Tagged with: accessibility ADA awareness disability education inclusion life
I am sure we all were excited to see the Grammy awards last week. Personally, I could care less. I am actually someone that does not watch that much T.V. I did for some reason want to watch the tributes to David Bowie, BB King and Glenn Frey. I am not that big a fan of any of them but I do appreciate their work and success. Plus, like many, I was shocked by their passing away. However, as I switched back and forth to catch them I did happen to see Mr. Stevie Wonder present an award and make the statement of the year!
Now, what struck me more than anything was that Stevie was joking how only HE had to be the one to read the card.

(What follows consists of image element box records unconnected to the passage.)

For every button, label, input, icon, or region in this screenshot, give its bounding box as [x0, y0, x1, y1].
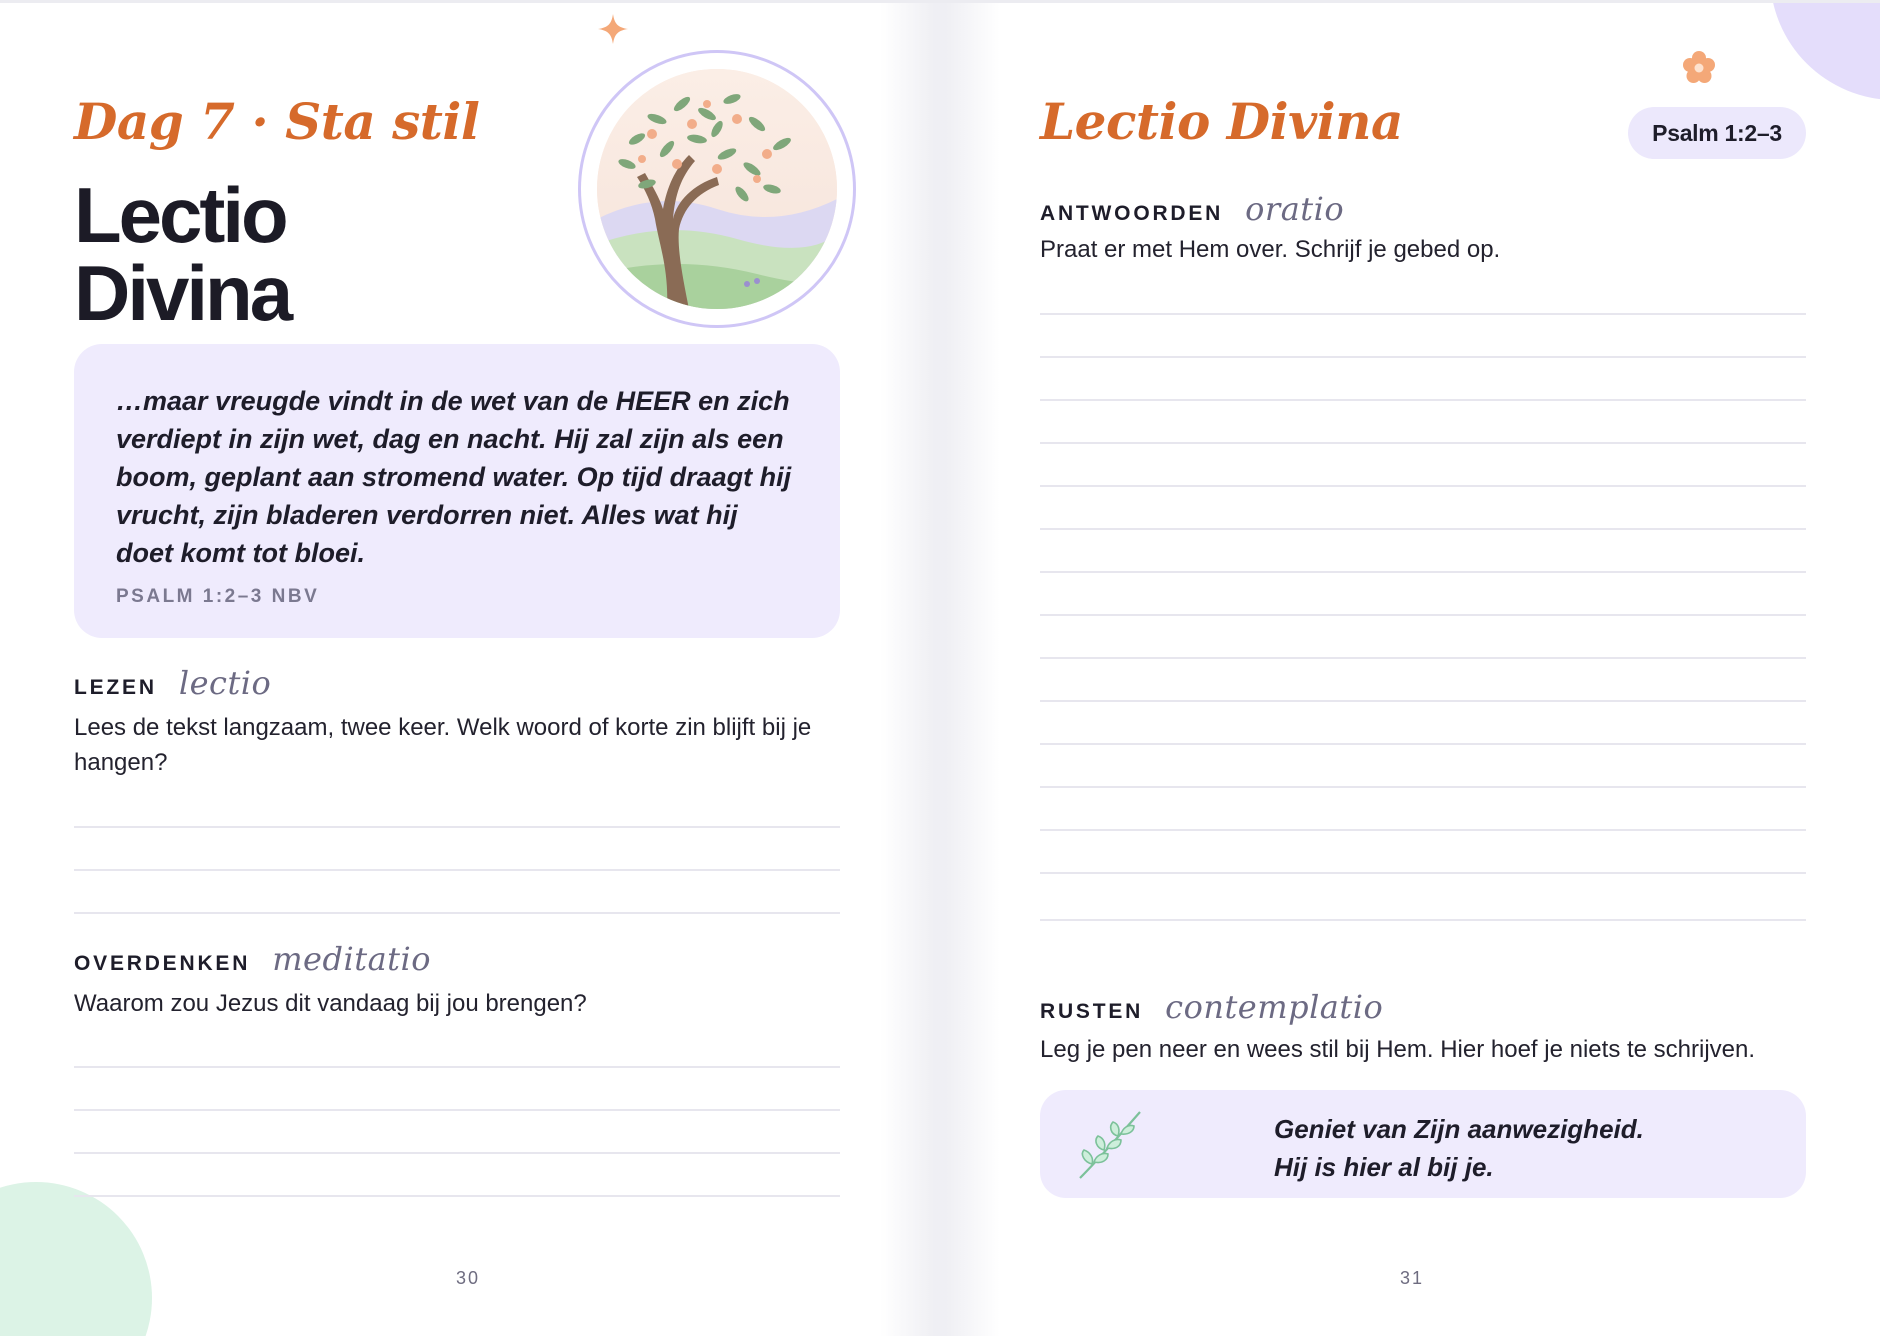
section-rusten-prompt: Leg je pen neer en wees stil bij Hem. Hier hoef je niets te schrijven.	[1040, 1036, 1756, 1063]
page-number-right: 31	[1400, 1268, 1425, 1288]
writing-line[interactable]	[1040, 356, 1806, 358]
writing-line[interactable]	[1040, 485, 1806, 487]
lavender-corner-shape	[1770, 0, 1880, 100]
section-overdenken-prompt: Waarom zou Jezus dit vandaag bij jou brengen?	[74, 990, 587, 1017]
mint-corner-shape	[0, 1182, 152, 1336]
rest-message	[1274, 1110, 1644, 1186]
section-overdenken-label: OVERDENKEN	[74, 952, 251, 975]
scripture-quote: …maar vreugde vindt in de wet van de HEER en zich verdiept in zijn wet, dag en nacht. Hij zal zijn als een boom, geplant aan stromend water. Op tijd draagt hij vrucht, zijn bladeren verdorren niet. Alles wat hij doet komt tot bloei.	[116, 386, 792, 568]
flower-icon	[1682, 50, 1716, 84]
writing-line[interactable]	[74, 1195, 840, 1197]
section-antwoorden-latin: oratio	[1245, 190, 1345, 228]
writing-line[interactable]	[1040, 313, 1806, 315]
section-antwoorden-prompt: Praat er met Hem over. Schrijf je gebed op.	[1040, 236, 1501, 263]
writing-line[interactable]	[1040, 700, 1806, 702]
scripture-quote-box	[74, 344, 840, 638]
writing-line[interactable]	[1040, 657, 1806, 659]
section-rusten-label: RUSTEN	[1040, 1000, 1144, 1023]
section-antwoorden-label: ANTWOORDEN	[1040, 202, 1224, 225]
page-title-line1: Lectio	[74, 171, 286, 259]
writing-line[interactable]	[1040, 786, 1806, 788]
writing-line[interactable]	[74, 1066, 840, 1068]
writing-line[interactable]	[74, 826, 840, 828]
section-antwoorden-heading	[1040, 190, 1344, 228]
writing-line[interactable]	[1040, 571, 1806, 573]
writing-line[interactable]	[74, 1109, 840, 1111]
writing-line[interactable]	[1040, 399, 1806, 401]
rest-message-line1: Geniet van Zijn aanwezigheid.	[1274, 1114, 1644, 1144]
writing-line[interactable]	[1040, 829, 1806, 831]
section-rusten-heading	[1040, 988, 1383, 1026]
writing-line[interactable]	[1040, 743, 1806, 745]
writing-line[interactable]	[1040, 872, 1806, 874]
tree-illustration-frame	[578, 50, 856, 328]
writing-line[interactable]	[1040, 528, 1806, 530]
passage-pill: Psalm 1:2–3	[1628, 107, 1806, 159]
rest-message-box	[1040, 1090, 1806, 1198]
writing-line[interactable]	[74, 1152, 840, 1154]
writing-line[interactable]	[1040, 442, 1806, 444]
top-edge-line	[0, 0, 1880, 3]
section-overdenken-latin: meditatio	[272, 940, 431, 978]
page-title-right: Lectio Divina	[1040, 92, 1403, 151]
page-number-left: 30	[456, 1268, 481, 1288]
section-lezen-prompt: Lees de tekst langzaam, twee keer. Welk woord of korte zin blijft bij je hangen?	[74, 714, 812, 776]
rest-message-line2: Hij is hier al bij je.	[1274, 1152, 1494, 1182]
sparkle-icon	[596, 12, 630, 46]
writing-line[interactable]	[74, 912, 840, 914]
page-title	[74, 171, 494, 337]
section-lezen-heading	[74, 664, 271, 702]
section-rusten-latin: contemplatio	[1165, 988, 1384, 1026]
section-lezen-latin: lectio	[178, 664, 272, 702]
section-overdenken-heading	[74, 940, 431, 978]
writing-line[interactable]	[1040, 919, 1806, 921]
leaf-sprig-icon	[1074, 1104, 1150, 1184]
page-title-line2: Divina	[74, 249, 291, 337]
section-lezen-label: LEZEN	[74, 676, 157, 699]
blossom-tree-illustration	[597, 69, 837, 309]
writing-line[interactable]	[1040, 614, 1806, 616]
day-title: Dag 7 · Sta stil	[74, 92, 480, 151]
scripture-reference: PSALM 1:2–3 NBV	[116, 586, 320, 607]
right-page	[940, 0, 1880, 1336]
writing-line[interactable]	[74, 869, 840, 871]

He joked about it because he was the only that could read the Braille that would announce the winner. What is probably unknown is how big of a fight Stevie had to put up to get the academy to place the Braille on the card. I am sure he was told just to memorize the name of the winner. Which probably led to the statement of the night: “I just have to say before saying the winner that we need to make every single thing accessible to every single person with a disability.”
Stevie is a wonder! He was able to broadcast to the millions that tuned in and make a statement that people for over 25 and even 40 years have been trying to make. To get a nation to understand that our world is full of differences. Most importantly we have a responsibility to address the needs of the 50 plus million Americans with disabilities. How fortunate that Stevie was able to use this platform to address the concerns that many have been stating for decades.
So, what is next? Good question, since this moment had twitter all buzzing the next question of course is education and action. As citizens we must know about the ADA, section 504 the 1973 Rehabilitation Act and the Dear colleague letter. Not to mention having an understanding of Universal design. Once we learn we can have an understanding of disability etiquette then we as a nation can have a better understanding of the culture of people with disability. Once there is understanding then we can have action.
So, what is going on in your neighborhood? I once had a person tell me that they do not see any people with disabilities in their neighborhood. In response I asked him if they had any curb cuts or sidewalk ramp. They said no. This would be the first place that any citizen can make a change in their neighborhood. This is the first step to inclusion and making a difference. It does not have to be televised to millions of people it can be in a small neighborhood in your community. Now that would be the best statement that you could make. It would make winners out of all of us.